Request to Modify WRPD Permit – ADH Contracting, Inc.


The Board had previously received correspondence from Robert Rego, Prime Engineering, in regards to a WRPD Special Permit for ADH Contracting, Inc. on East Grove Street.


Mr. Rego said that two (2) conditions are contradictory to each other:


6.                  Floors will be bermed, leading to a permanent tight tank; and

11.              No floor drains


Mr. Rego questioned, if there are no floor drains, why would there be a need for a tight tank.


The Board received correspondence from the Plumbing/Gas Inspector.

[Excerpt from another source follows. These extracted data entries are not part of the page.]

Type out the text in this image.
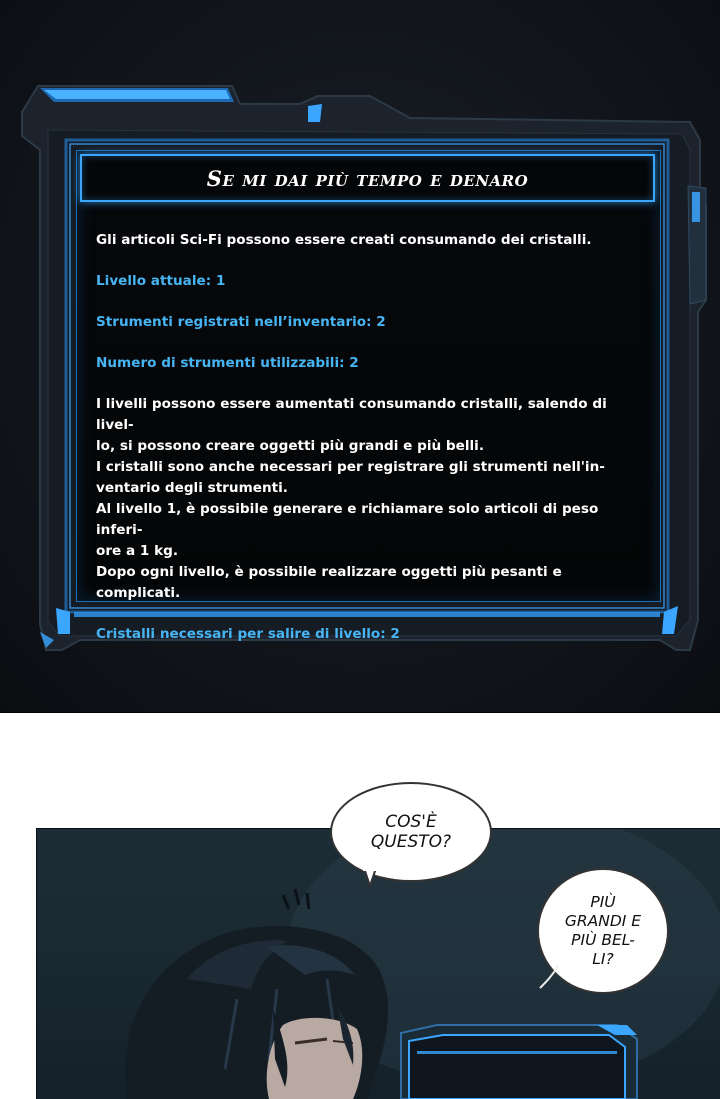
Se mi dai più tempo e denaro

Gli articoli Sci-Fi possono essere creati consumando dei cristalli.

Livello attuale: 1

Strumenti registrati nell’inventario: 2

Numero di strumenti utilizzabili: 2

I livelli possono essere aumentati consumando cristalli, salendo di livel-

lo, si possono creare oggetti più grandi e più belli.

I cristalli sono anche necessari per registrare gli strumenti nell'in-

ventario degli strumenti.

Al livello 1, è possibile generare e richiamare solo articoli di peso inferi-

ore a 1 kg.

Dopo ogni livello, è possibile realizzare oggetti più pesanti e complicati.

Cristalli necessari per salire di livello: 2

COS'È
QUESTO?
PIÙ
GRANDI E
PIÙ BEL-
LI?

Chairman Perkins noted that the Board now asks that floor drains not be installed as part of these permits.  He said Mr. Rego’s request goes along with what was said at the hearing.


Selectwoman Brunelle said the only remaining question is discussion of washing vehicles, and assuring no harm to the environment.


Chairman Perkins said those issues had been discussed at the previous hearings, and had been dealt with as part of the conditions.


Upon motion by Selectwoman Brunelle and seconded by Selectman Bond, the Board

VOTED:  To approve the request of ADH Contracting, Inc. for a modification to the conditions of the WRPD Permit.

            Unanimous Vote.




There was no discussion regarding “Correspondence” tonight.



Upon motion by Selectwoman Brunelle and seconded by Selectman Bond, the Board

VOTED:  To enter into Executive Session at 9:09 PM, not to return to Open Session, to discuss Contract Negotiations and Open Litigation.

A poll vote was taken.  Selectman Bond, Selectwoman Brunelle, Selectman Andrews, and Chairman Perkins approved.